14 maio 2018
Eutanásia: o meu ponto de vista
Como está em fase final a discussão pública sobre a eutanásia, deixo aqui o meu ponto de vista.
1.
A inviolabilidade da vida humana,
estabelecida pelo art. 24º, nº 1, da Constituição, é essencialmente uma
garantia dos cidadãos contra o Estado, revestindo-se, nessa dimensão, de um
caráter absoluto, que é explicitado
no nº 2 do mesmo artigo.
Mas a proteção da vida
não tem sempre o mesmo grau de intensidade.
Desde logo, a vida
intra-uterina pode ser sacrificada em certos termos e situações, que a lei hoje
acolhe.
Também em certas
circunstâncias a vida pode ter que ceder perante outros valores relevantes
(legítima defesa, estado de necessidade).
A vida, individualmente
considerada, tem que ser encarada como direito,
não como dever irrenunciável.

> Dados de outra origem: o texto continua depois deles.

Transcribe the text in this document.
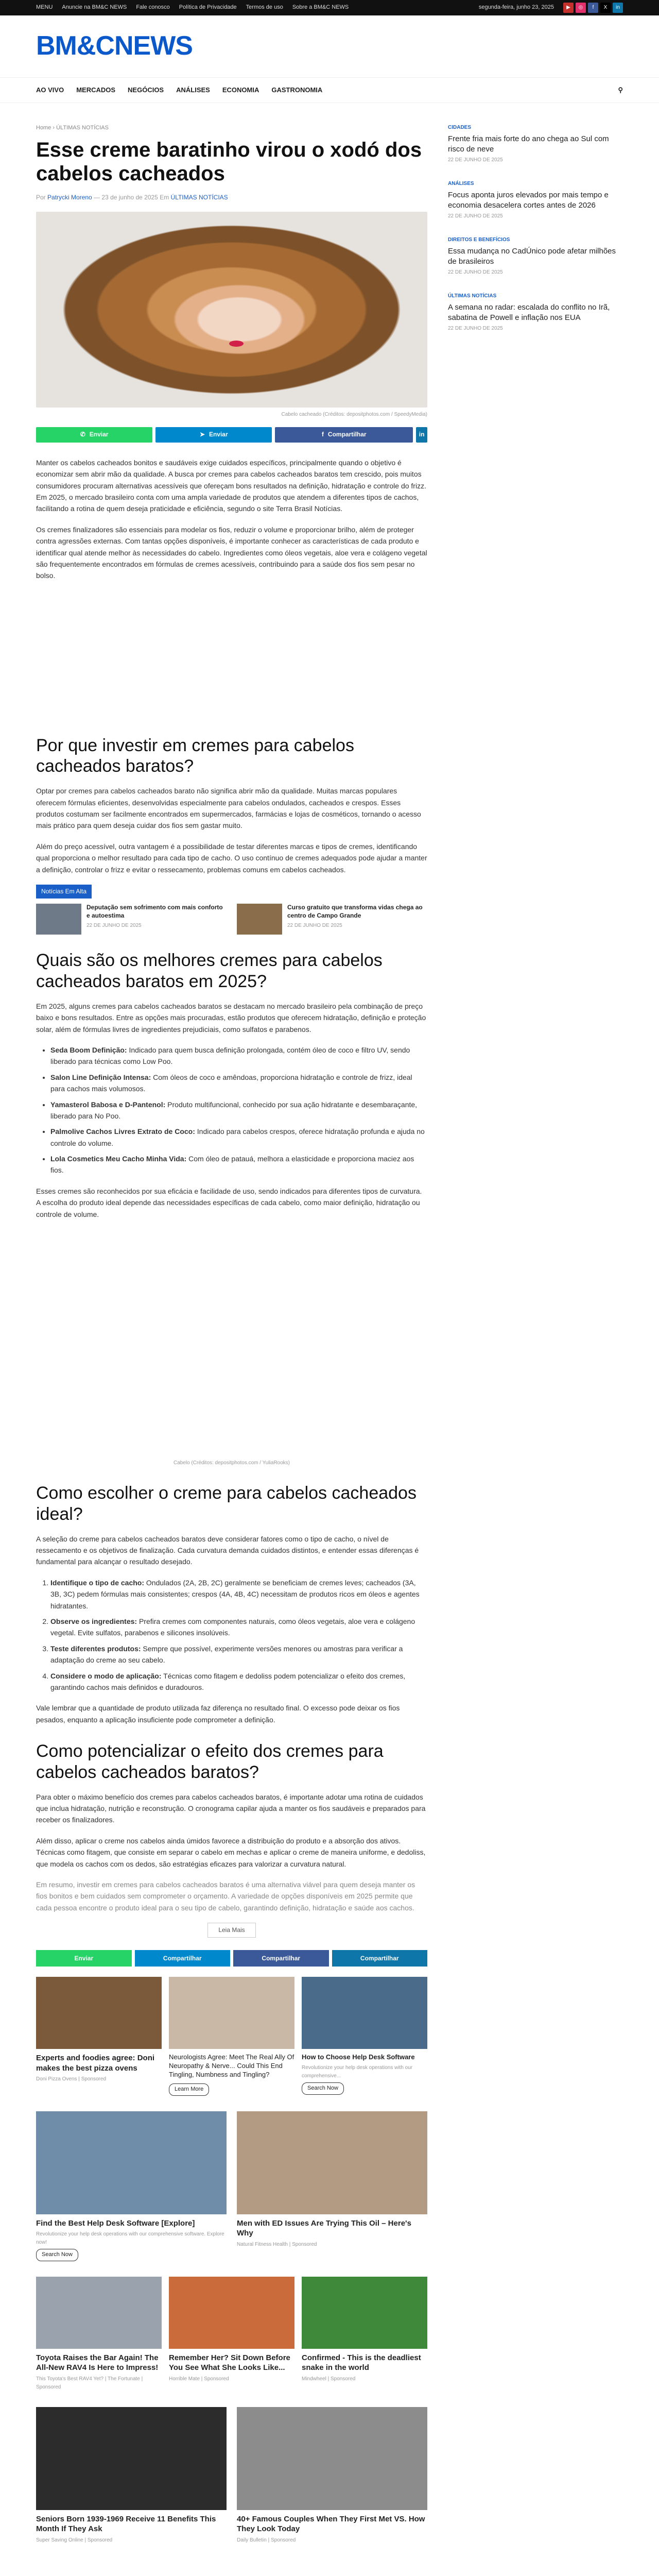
MENU Anuncie na BM&C NEWS Fale conosco Política de Privacidade Termos de uso Sobre a BM&C NEWS	segunda-feira, junho 23, 2025	▶	◎	f	X	in
BM&CNEWS
AO VIVO MERCADOS NEGÓCIOS ANÁLISES ECONOMIA GASTRONOMIA	⚲
Home › ÚLTIMAS NOTÍCIAS
Esse creme baratinho virou o xodó dos cabelos cacheados
Por Patrycki Moreno — 23 de junho de 2025 Em ÚLTIMAS NOTÍCIAS
Cabelo cacheado (Créditos: depositphotos.com / SpeedyMedia)
✆ Enviar	➤ Enviar	f Compartilhar	in

Manter os cabelos cacheados bonitos e saudáveis exige cuidados específicos, principalmente quando o objetivo é economizar sem abrir mão da qualidade. A busca por cremes para cabelos cacheados baratos tem crescido, pois muitos consumidores procuram alternativas acessíveis que ofereçam bons resultados na definição, hidratação e controle do frizz. Em 2025, o mercado brasileiro conta com uma ampla variedade de produtos que atendem a diferentes tipos de cachos, facilitando a rotina de quem deseja praticidade e eficiência, segundo o site Terra Brasil Notícias.

Os cremes finalizadores são essenciais para modelar os fios, reduzir o volume e proporcionar brilho, além de proteger contra agressões externas. Com tantas opções disponíveis, é importante conhecer as características de cada produto e identificar qual atende melhor às necessidades do cabelo. Ingredientes como óleos vegetais, aloe vera e colágeno vegetal são frequentemente encontrados em fórmulas de cremes acessíveis, contribuindo para a saúde dos fios sem pesar no bolso.

Por que investir em cremes para cabelos cacheados baratos?

Optar por cremes para cabelos cacheados barato não significa abrir mão da qualidade. Muitas marcas populares oferecem fórmulas eficientes, desenvolvidas especialmente para cabelos ondulados, cacheados e crespos. Esses produtos costumam ser facilmente encontrados em supermercados, farmácias e lojas de cosméticos, tornando o acesso mais prático para quem deseja cuidar dos fios sem gastar muito.

Além do preço acessível, outra vantagem é a possibilidade de testar diferentes marcas e tipos de cremes, identificando qual proporciona o melhor resultado para cada tipo de cacho. O uso contínuo de cremes adequados pode ajudar a manter a definição, controlar o frizz e evitar o ressecamento, problemas comuns em cabelos cacheados.

Notícias Em Alta
Deputação sem sofrimento com mais conforto e autoestima
22 DE JUNHO DE 2025
Curso gratuito que transforma vidas chega ao centro de Campo Grande
22 DE JUNHO DE 2025
Quais são os melhores cremes para cabelos cacheados baratos em 2025?

Em 2025, alguns cremes para cabelos cacheados baratos se destacam no mercado brasileiro pela combinação de preço baixo e bons resultados. Entre as opções mais procuradas, estão produtos que oferecem hidratação, definição e proteção solar, além de fórmulas livres de ingredientes prejudiciais, como sulfatos e parabenos.

• Seda Boom Definição: Indicado para quem busca definição prolongada, contém óleo de coco e filtro UV, sendo liberado para técnicas como Low Poo.
• Salon Line Definição Intensa: Com óleos de coco e amêndoas, proporciona hidratação e controle de frizz, ideal para cachos mais volumosos.
• Yamasterol Babosa e D-Pantenol: Produto multifuncional, conhecido por sua ação hidratante e desembaraçante, liberado para No Poo.
• Palmolive Cachos Livres Extrato de Coco: Indicado para cabelos crespos, oferece hidratação profunda e ajuda no controle do volume.
• Lola Cosmetics Meu Cacho Minha Vida: Com óleo de patauá, melhora a elasticidade e proporciona maciez aos fios.

Esses cremes são reconhecidos por sua eficácia e facilidade de uso, sendo indicados para diferentes tipos de curvatura. A escolha do produto ideal depende das necessidades específicas de cada cabelo, como maior definição, hidratação ou controle de volume.

Cabelo (Créditos: depositphotos.com / YuliaRooks)
Como escolher o creme para cabelos cacheados ideal?

A seleção do creme para cabelos cacheados baratos deve considerar fatores como o tipo de cacho, o nível de ressecamento e os objetivos de finalização. Cada curvatura demanda cuidados distintos, e entender essas diferenças é fundamental para alcançar o resultado desejado.

1. Identifique o tipo de cacho: Ondulados (2A, 2B, 2C) geralmente se beneficiam de cremes leves; cacheados (3A, 3B, 3C) pedem fórmulas mais consistentes; crespos (4A, 4B, 4C) necessitam de produtos ricos em óleos e agentes hidratantes.
2. Observe os ingredientes: Prefira cremes com componentes naturais, como óleos vegetais, aloe vera e colágeno vegetal. Evite sulfatos, parabenos e silicones insolúveis.
3. Teste diferentes produtos: Sempre que possível, experimente versões menores ou amostras para verificar a adaptação do creme ao seu cabelo.
4. Considere o modo de aplicação: Técnicas como fitagem e dedoliss podem potencializar o efeito dos cremes, garantindo cachos mais definidos e duradouros.

Vale lembrar que a quantidade de produto utilizada faz diferença no resultado final. O excesso pode deixar os fios pesados, enquanto a aplicação insuficiente pode comprometer a definição.

Como potencializar o efeito dos cremes para cabelos cacheados baratos?

Para obter o máximo benefício dos cremes para cabelos cacheados baratos, é importante adotar uma rotina de cuidados que inclua hidratação, nutrição e reconstrução. O cronograma capilar ajuda a manter os fios saudáveis e preparados para receber os finalizadores.

Além disso, aplicar o creme nos cabelos ainda úmidos favorece a distribuição do produto e a absorção dos ativos. Técnicas como fitagem, que consiste em separar o cabelo em mechas e aplicar o creme de maneira uniforme, e dedoliss, que modela os cachos com os dedos, são estratégias eficazes para valorizar a curvatura natural.

Em resumo, investir em cremes para cabelos cacheados baratos é uma alternativa viável para quem deseja manter os fios bonitos e bem cuidados sem comprometer o orçamento. A variedade de opções disponíveis em 2025 permite que cada pessoa encontre o produto ideal para o seu tipo de cabelo, garantindo definição, hidratação e saúde aos cachos.

Leia Mais
Enviar	Compartilhar	Compartilhar	Compartilhar
Experts and foodies agree: Doni makes the best pizza ovens
Doni Pizza Ovens | Sponsored
Neurologists Agree: Meet The Real Ally Of Neuropathy & Nerve... Could This End Tingling, Numbness and Tingling?
Learn More
How to Choose Help Desk Software
Revolutionize your help desk operations with our comprehensive...
Search Now
Find the Best Help Desk Software [Explore]
Revolutionize your help desk operations with our comprehensive software. Explore now!
Search Now
Men with ED Issues Are Trying This Oil – Here's Why
Natural Fitness Health | Sponsored
Toyota Raises the Bar Again! The All-New RAV4 Is Here to Impress!
This Toyota's Best RAV4 Yet? | The Fortunate | Sponsored
Remember Her? Sit Down Before You See What She Looks Like...
Horrible Mate | Sponsored
Confirmed - This is the deadliest snake in the world
Mindwheel | Sponsored
Seniors Born 1939-1969 Receive 11 Benefits This Month If They Ask
Super Saving Online | Sponsored
40+ Famous Couples When They First Met VS. How They Look Today
Daily Bulletin | Sponsored
CIDADES
Frente fria mais forte do ano chega ao Sul com risco de neve
22 DE JUNHO DE 2025
ANÁLISES
Focus aponta juros elevados por mais tempo e economia desacelera cortes antes de 2026
22 DE JUNHO DE 2025
DIREITOS E BENEFÍCIOS
Essa mudança no CadÚnico pode afetar milhões de brasileiros
22 DE JUNHO DE 2025
ÚLTIMAS NOTÍCIAS
A semana no radar: escalada do conflito no Irã, sabatina de Powell e inflação nos EUA
22 DE JUNHO DE 2025
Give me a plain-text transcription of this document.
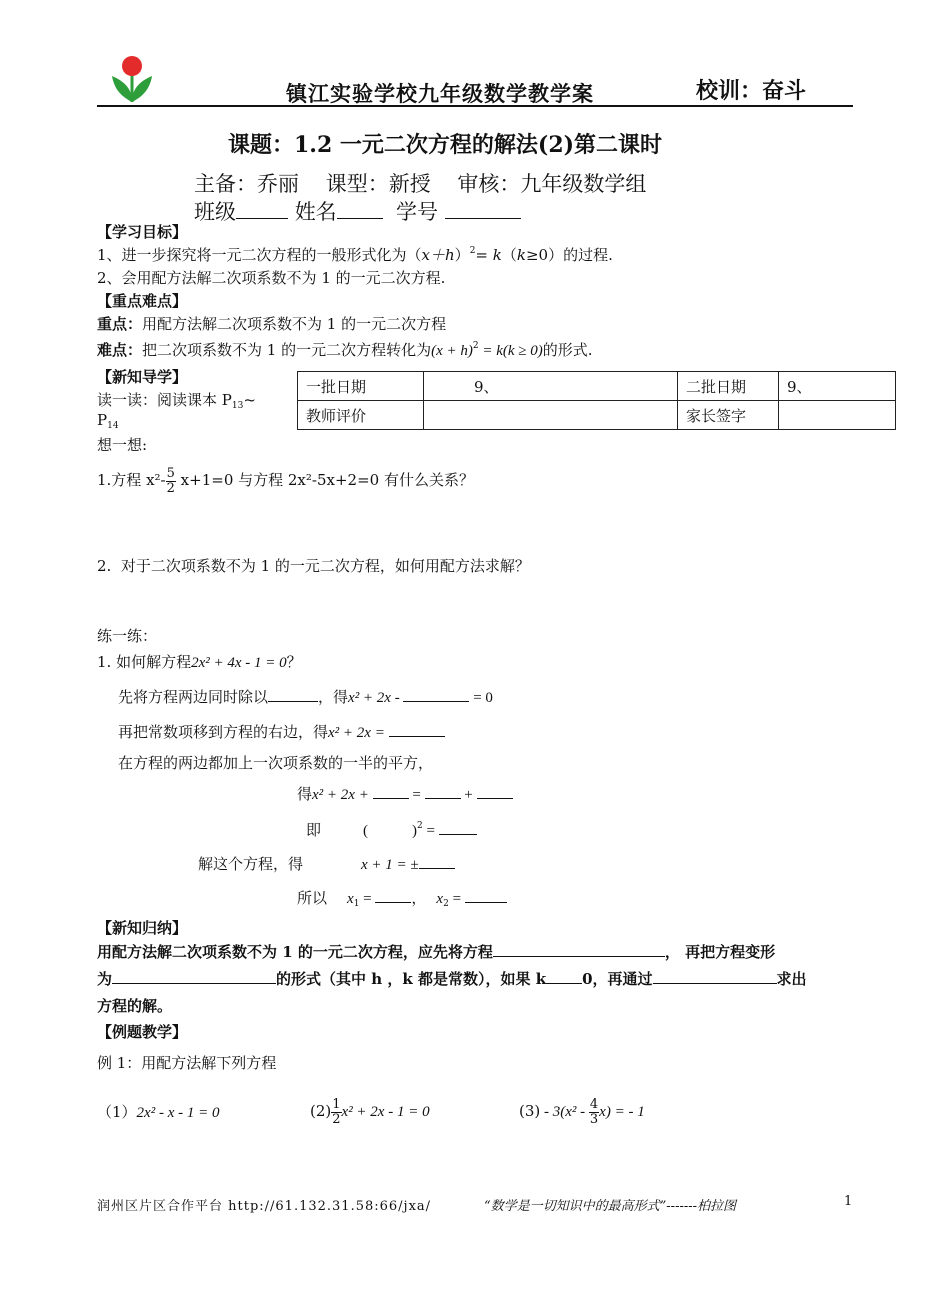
镇江实验学校九年级数学教学案	校训：奋斗
课题：1.2 一元二次方程的解法(2)第二课时
主备：乔丽    课型：新授    审核：九年级数学组
班级	姓名	学号
【学习目标】
1、进一步探究将一元二次方程的一般形式化为$(x+h)^2= k(k\ge 0)$的过程.
2、会用配方法解二次项系数不为 1 的一元二次方程.
【重点难点】
重点：用配方法解二次项系数不为 1 的一元二次方程
难点：把二次项系数不为 1 的一元二次方程转化为$(x + h)^2 = k(k \ge 0)$的形式.
【新知导学】
读一读：阅读课本 $P_{13}\sim$
$P_{14}$
想一想:
一批日期	9、	二批日期	9、
教师评价		家长签字	
1.方程 $x^2- \frac{5}{2} x+1=0$ 与方程 2x²-5x+2=0 有什么关系？
2.  对于二次项系数不为 1 的一元二次方程，如何用配方法求解？
练一练：
1. 如何解方程2x² + 4x - 1 = 0？
先将方程两边同时除以	，得x² + 2x -	= 0
再把常数项移到方程的右边，得x² + 2x =
在方程的两边都加上一次项系数的一半的平方，
得x² + 2x +  =  +
即	(	)$^2$ =
解这个方程，得	x + 1 = ±
所以 $x_1$ = ， $x_2$ =
【新知归纳】
用配方法解二次项系数不为 1 的一元二次方程，应先将方程	， 再把方程变形
为	的形式（其中 h ，k 都是常数），如果 k 0，再通过	求出
方程的解。
【例题教学】
例 1：用配方法解下列方程
（1）2x² - x - 1 = 0	$(2) \frac{1}{2} x^2 + 2x - 1 = 0$	$(3) - 3(x^2 - \frac{4}{3} x)$ = - 1
润州区片区合作平台 http://61.132.31.58:66/jxa/	“数学是一切知识中的最高形式”-------柏拉图	1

Só
considerações de ordem religiosa podem sustentar a irrenunciabilidade absoluta do direito à vida.
O direito à autodeterminação individual, que deriva
do princípio da dignidade da pessoa humana, dá cobertura ao direito a renunciar à vida.
Um direito que não é,
nem poderá ser, porém, irrestrito. Nem é isso que se pretende reivindicar.
A questão colocada pela
eutanásia, hoje, é a de salvaguardar o direito a renunciar à vida em situações extremas, quando a própria
dignidade humana está em causa.
Nenhum obstáculo de
ordem constitucional existe à consagração da eutanásia.
2.
Com efeito, o que pretendem os defensores
da despenalização da “morte assistida” é tão-só a possibilidade de antecipar ou
abreviar a morte de doentes em grande sofrimento e sem esperança de cura, a seu
pedido.
A “morte assistida”
compreende duas modalidades: o “suicídio medicamente assistido”, na qual o
doente administra a si próprio o fármaco que lhe é disponibilizado, a seu
pedido, pelo médico; e a “eutanásia voluntária”, em que é o médico que, a
pedido do doente, administra o fármaco letal. Haverá sempre pedido do doente e
intervenção de um médico.
Não valerá a pena
enfatizar, mas sempre será bom lembrar, que a defesa da “morte assistida” nada
tem a ver com preocupações de ordem eugénica ou economicista, nem assenta numa
“desvalorização” da vida humana. Releva de um preconceito malévolo afirmar que
a morte assistida abre as portas à progressiva eliminação dos “mais fracos”, ou
que há interesses comerciais por detrás da proposta…
O que a “morte
assistida” afinal visa não é desvalorizar a vida, mas sim valorizá-la como bem
precioso, permitindo que a perda irreparável da dignidade da vida confira ao doente o direito de optar pela sua
cessação.
É pois a dignidade da
pessoa humana, o seu direito à autodeterminação, que está em causa. É o direito
a “morrer em paz e dignidade”, que se pretende salvaguardar, que é afinal um
dos corolários do direito à vida.
3.
Esse direito não é porém
irrestrito: a “morte assistida” não pode deixar de ser um direito invocável
apenas em situações excecionais, em
que a relevância da vontade do paciente seja fortemente sustentável em padrões objetivos.
Assim, não é o mero
“desinteresse” pela vida que pode justificar a “morte assistida”, nem sequer
quando se trate de um paciente portador de uma doença grave. É imperioso que
essa doença seja grave e irreversível,
segundo os conhecimentos atuais da medicina; e ainda que se verifique um sofrimento insuportável o paciente. Sem dúvida que aqui haverá
inevitavelmente um grau de subjetividade difícil de transpor, mas que os mesmos
conhecimentos sempre poderão matizar.